L'instance dirigeante mondiale a confirmé jeudi avoir modifié son Règlement du Statut et du Transfert des Joueurs. Ce changement signifie que toute joueuse originaire d'Afghanistan peut désormais résilier unilatéralement son contrat si elle dispose d'un “juste motif” lié à la situation politique dans le pays.
Cette décision intervient après que les talibans, revenus au pouvoir en 2021, ont interdit aux femmes de pratiquer un sport. De nombreuses footballeuses ont fui l'Afghanistan, mais leurs contrats avec des clubs à l'intérieur du pays les plaçaient dans une zone grise juridique. La nouvelle règle de la FIFA supprime cet obstacle.
Selon le règlement actualisé, une joueuse n'a pas besoin d'attendre une fenêtre de transfert spécifique. Elle peut se déplacer immédiatement si elle prouve que la poursuite de son contrat mettrait sa sécurité ou sa liberté en danger. La charge de la preuve incombe à la joueuse, mais la FIFA a clairement indiqué qu'elle traiterait les cas en provenance d'Afghanistan avec urgence.
Cette mesure est perçue comme une réponse directe à la répression des droits des femmes par les talibans. Depuis août 2021, le régime a fermé les écoles de filles, interdit aux femmes la plupart des espaces publics et les a empêchées de pratiquer un sport. L'équipe nationale féminine afghane a été évacuée vers l'Australie en 2021, mais de nombreuses joueuses sont restées piégées à l'intérieur du pays ou dans des États voisins.

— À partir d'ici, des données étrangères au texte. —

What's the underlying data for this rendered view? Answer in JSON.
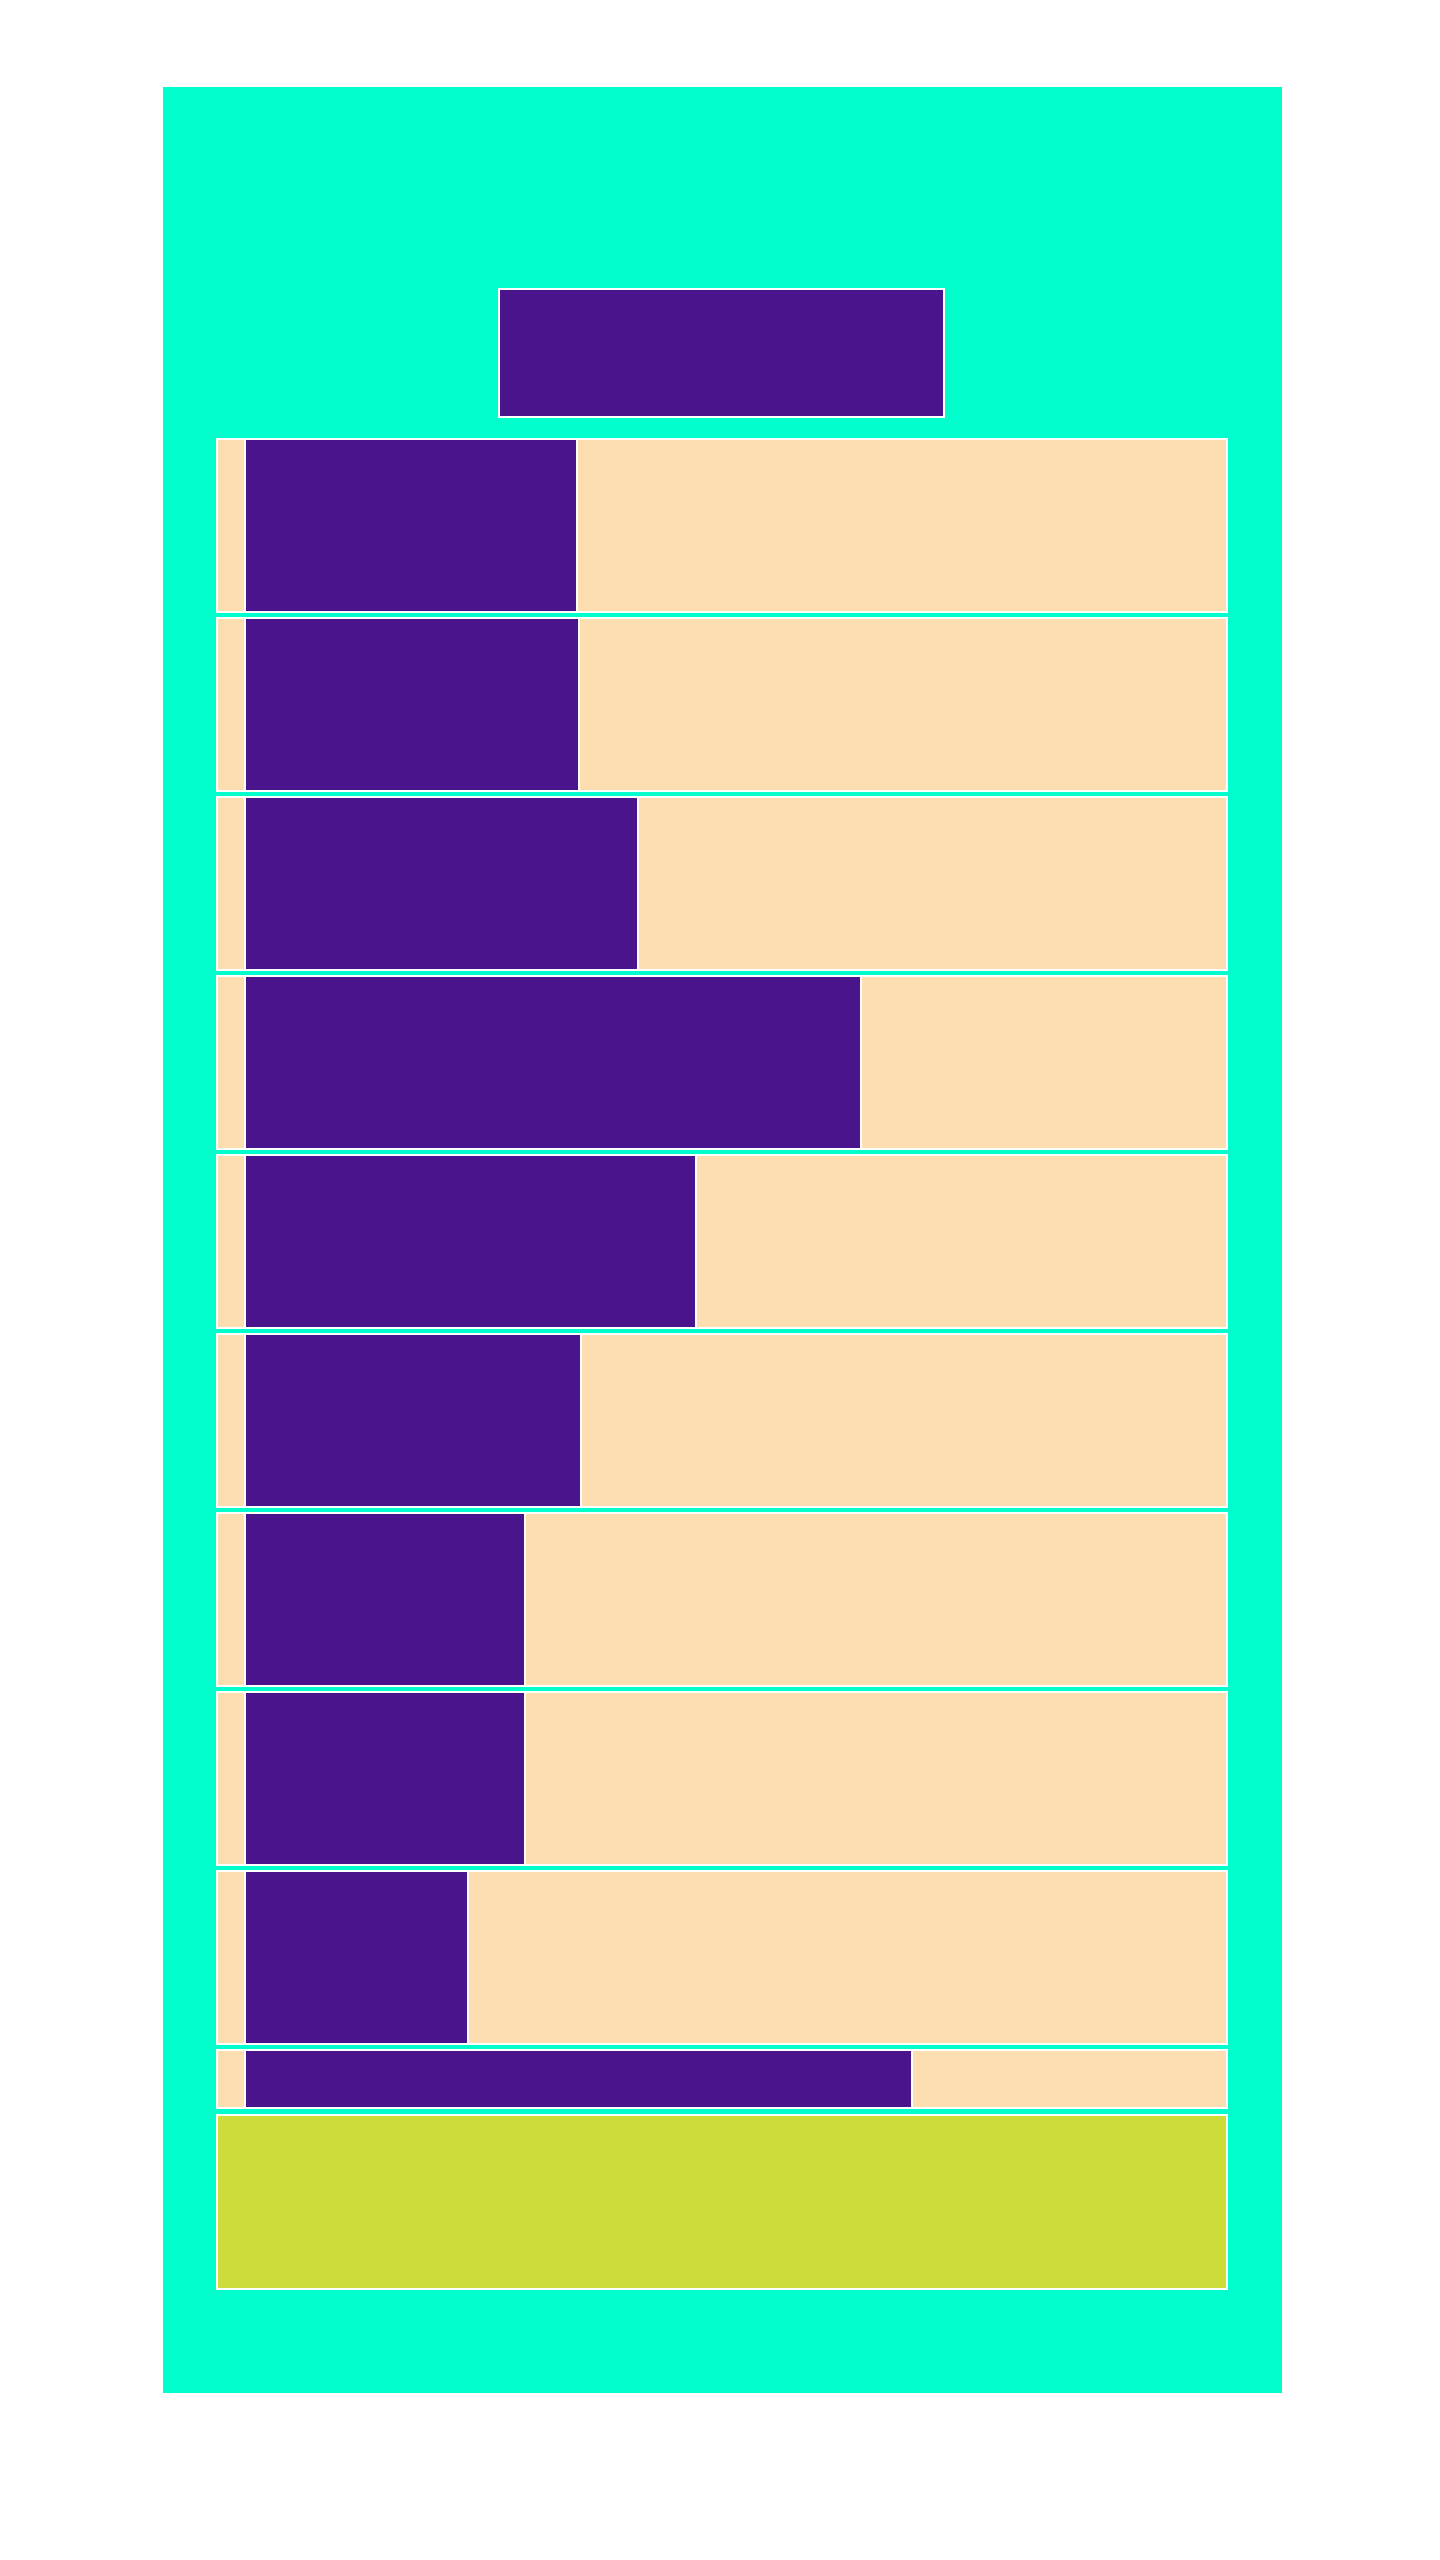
{
  "colors": {
    "page_background": "#ffffff",
    "panel": "#00ffcc",
    "bar_fill": "#4a148c",
    "bar_track": "#fcdeb1",
    "footer": "#cddc39",
    "divider": "#ffffff"
  },
  "rows": [
    {
      "fill_fraction": 0.339
    },
    {
      "fill_fraction": 0.341
    },
    {
      "fill_fraction": 0.401
    },
    {
      "fill_fraction": 0.629
    },
    {
      "fill_fraction": 0.46
    },
    {
      "fill_fraction": 0.343
    },
    {
      "fill_fraction": 0.286
    },
    {
      "fill_fraction": 0.286
    },
    {
      "fill_fraction": 0.228
    },
    {
      "fill_fraction": 0.681
    }
  ]
}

La décision de la FIFA ne s'applique pas uniquement à l'équipe nationale. Elle couvre toutes les joueuses enregistrées en Afghanistan, y compris celles qui jouent pour des clubs locaux. L'instance dirigeante a également mis en place un groupe de travail spécial pour traiter ces dossiers rapidement.
“Il s'agit de protéger les droits fondamentaux des athlètes féminines”, a déclaré un porte-parole de la FIFA. “Aucune joueuse ne devrait être contrainte de rester dans une situation où elle ne peut pas jouer ou où sa vie est en danger.”
Les talibans n'ont pas officiellement répondu à ce changement de règlement. Cependant, le régime a précédemment déclaré que la pratique du sport par les femmes n'est “pas nécessaire” et “contraire aux valeurs islamiques”. La décision de la FIFA montre clairement que le football international n'acceptera pas cette position.
Pour les footballeuses afghanes, ce changement offre une voie légale pour sortir d'un système qui les a exclues du jeu. La question de savoir si elles peuvent emprunter cette voie en toute sécurité reste le prochain défi.